In 2020, the restoration saw two further releases: the first, released on January 7, was distributed by Kino Lorber Studio Classics on DVD and Blu-ray for the US market, featuring English subtitles for the Italian track, an audio commentary by filmmaker Alex Cox, and the Italian trailer. The second, released on May 18, was handled in the UK by Eureka Entertainment for Blu-ray. Aside from the French and Italian tracks (for which English subtitles are provided for each), the disc also presents what is known to exist of the film's English dub track, which was found to have suffered irreparable damage and large segments missing (which play in subtitled French on the disc). The disc's special features include the French and Italian trailers, Cox's commentary, an interview with Radical Frontiers in the Spaghetti Western author Austin Fisher about the film and its historical context, the complete script of the English dub (presented as both a slideshow and a PDF file on the disc), and a booklet containing essays about the film and French-produced Westerns by Once Upon a Time in the Italian West author Howard Hughes.

==Reception==
From contemporary reviews, Tony Rayns reviewed the Drop Them or I'll Shoot version of the film in the Monthly Film Bulletin.
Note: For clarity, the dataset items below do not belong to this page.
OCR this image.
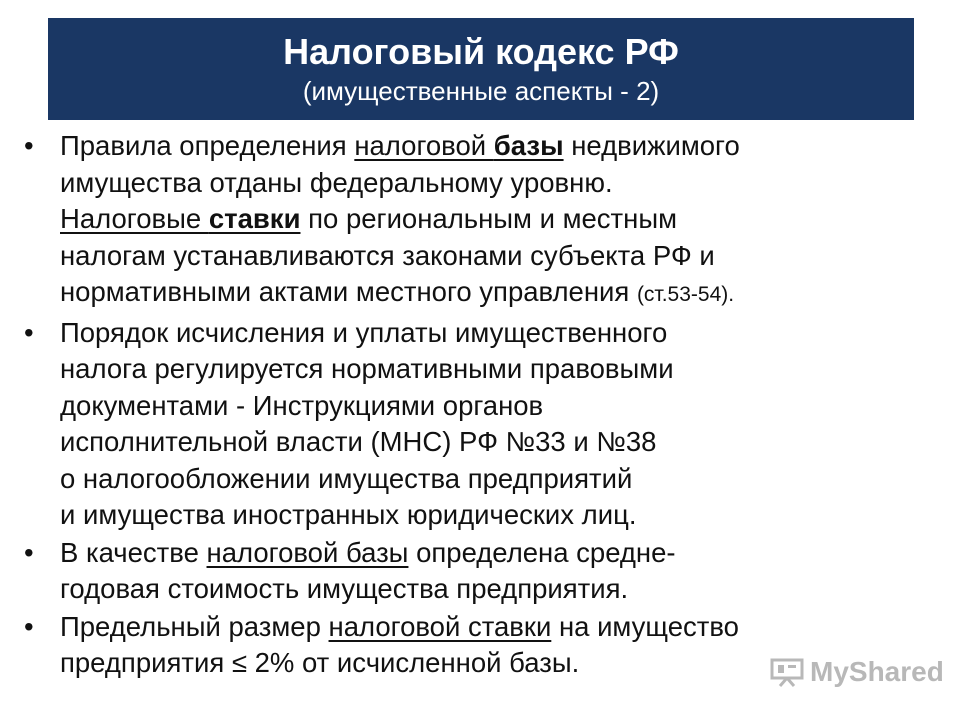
Налоговый кодекс РФ
(имущественные аспекты - 2)
• Правила определения налоговой базы недвижимого
имущества отданы федеральному уровню.
Налоговые ставки по региональным и местным
налогам устанавливаются законами субъекта РФ и
нормативными актами местного управления (ст.53-54).
• Порядок исчисления и уплаты имущественного
налога регулируется нормативными правовыми
документами - Инструкциями органов
исполнительной власти (МНС) РФ №33 и №38
о налогообложении имущества предприятий
и имущества иностранных юридических лиц.
• В качестве налоговой базы определена средне-
годовая стоимость имущества предприятия.
• Предельный размер налоговой ставки на имущество
предприятия ≤ 2% от исчисленной базы.	MyShared
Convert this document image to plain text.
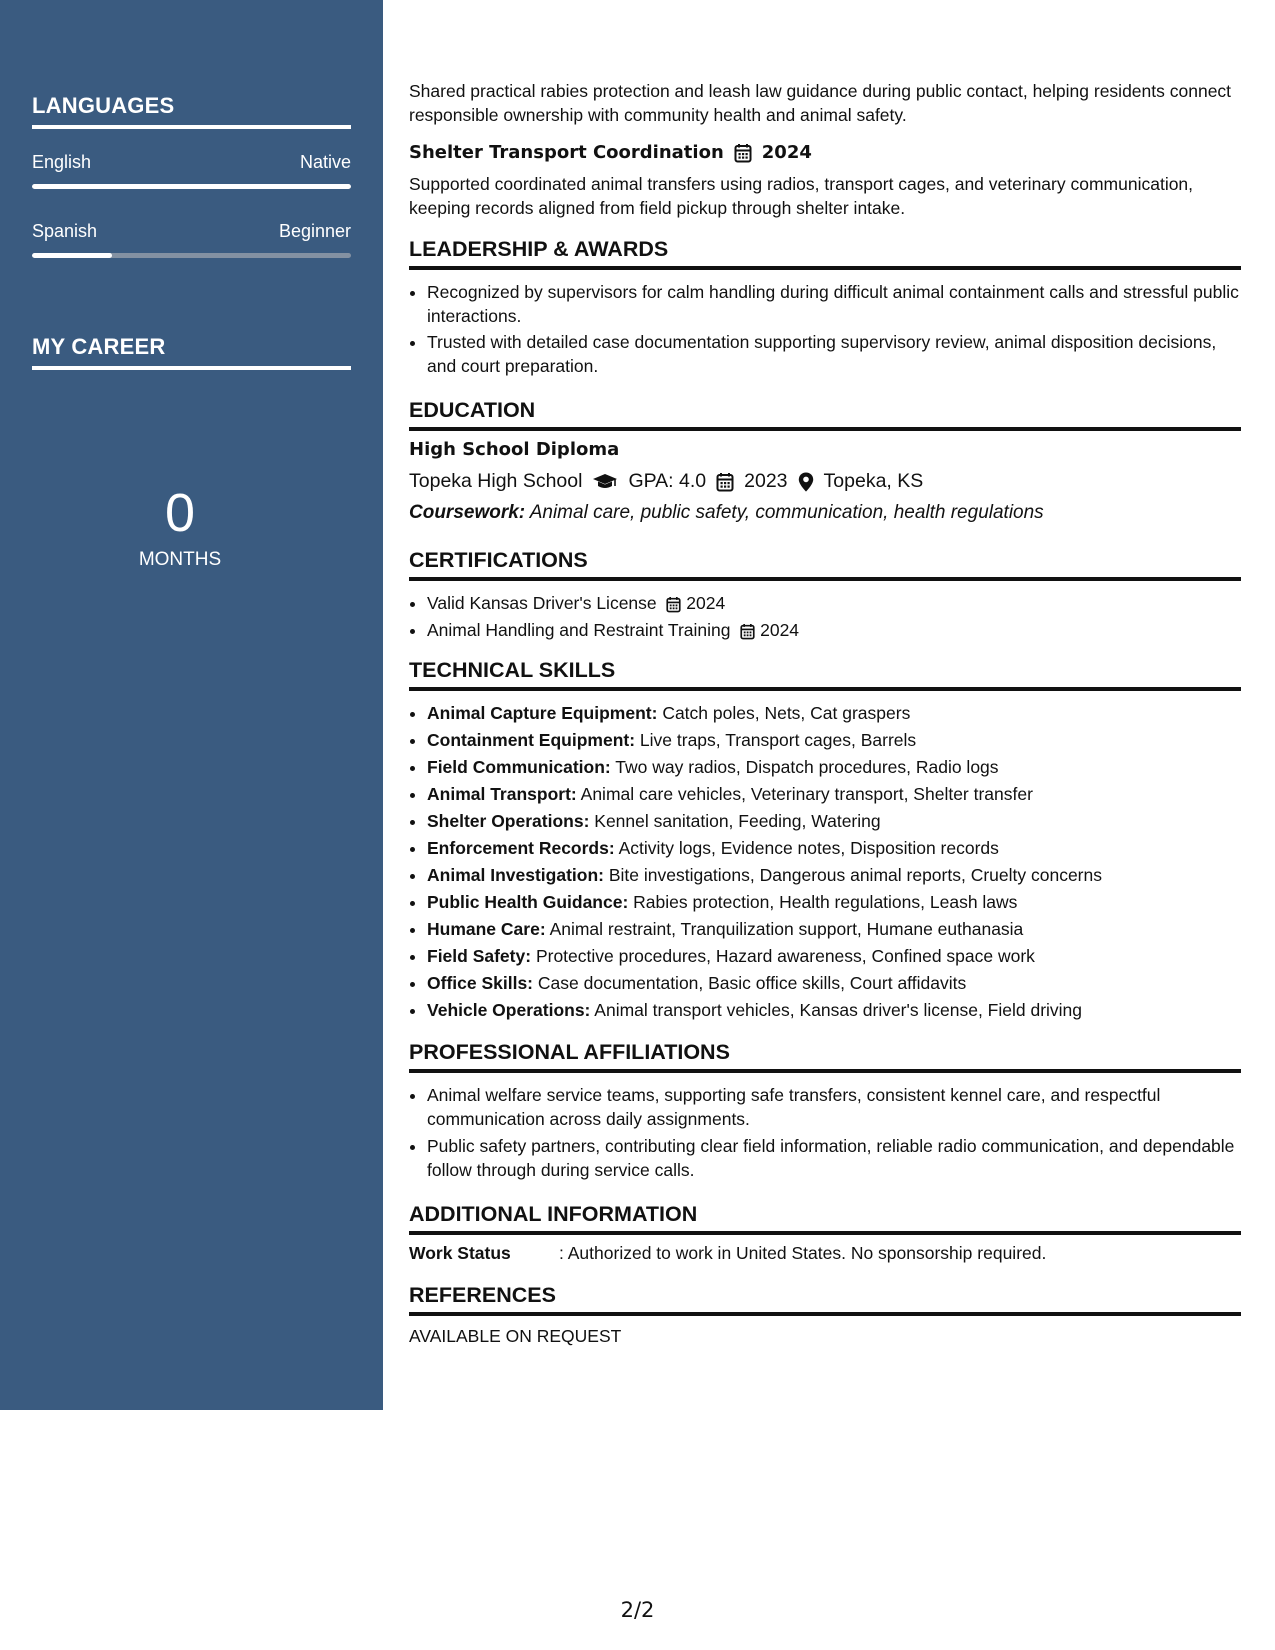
LANGUAGES
English	Native
Spanish	Beginner
MY CAREER
0
MONTHS

Shared practical rabies protection and leash law guidance during public contact, helping residents connect responsible ownership with community health and animal safety.

Shelter Transport Coordination 2024

Supported coordinated animal transfers using radios, transport cages, and veterinary communication, keeping records aligned from field pickup through shelter intake.

LEADERSHIP & AWARDS
• Recognized by supervisors for calm handling during difficult animal containment calls and stressful public interactions.
• Trusted with detailed case documentation supporting supervisory review, animal disposition decisions, and court preparation.
EDUCATION
High School Diploma
Topeka High School GPA: 4.0 2023 Topeka, KS
Coursework: Animal care, public safety, communication, health regulations
CERTIFICATIONS
• Valid Kansas Driver's License 2024
• Animal Handling and Restraint Training 2024
TECHNICAL SKILLS
• Animal Capture Equipment: Catch poles, Nets, Cat graspers
• Containment Equipment: Live traps, Transport cages, Barrels
• Field Communication: Two way radios, Dispatch procedures, Radio logs
• Animal Transport: Animal care vehicles, Veterinary transport, Shelter transfer
• Shelter Operations: Kennel sanitation, Feeding, Watering
• Enforcement Records: Activity logs, Evidence notes, Disposition records
• Animal Investigation: Bite investigations, Dangerous animal reports, Cruelty concerns
• Public Health Guidance: Rabies protection, Health regulations, Leash laws
• Humane Care: Animal restraint, Tranquilization support, Humane euthanasia
• Field Safety: Protective procedures, Hazard awareness, Confined space work
• Office Skills: Case documentation, Basic office skills, Court affidavits
• Vehicle Operations: Animal transport vehicles, Kansas driver's license, Field driving
PROFESSIONAL AFFILIATIONS
• Animal welfare service teams, supporting safe transfers, consistent kennel care, and respectful communication across daily assignments.
• Public safety partners, contributing clear field information, reliable radio communication, and dependable follow through during service calls.
ADDITIONAL INFORMATION
Work Status	: Authorized to work in United States. No sponsorship required.
REFERENCES
AVAILABLE ON REQUEST
2/2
Rayns described the film as Corbucci "dourly going through the motions of the Continental revenge Western." Rayns commented that Corbucci's film did have "a splendid finale-after the excellently shot and edited massacre of El Diablo's gang" while concluding that otherwise, all "the film offers are the stereotyped bickering cowards, the stoic Sheriff, the secretly scheming villainess and the cheroot-chewing avenger: all precisedly stage-managed by Corbucci, but without much enthusiasm and to little point."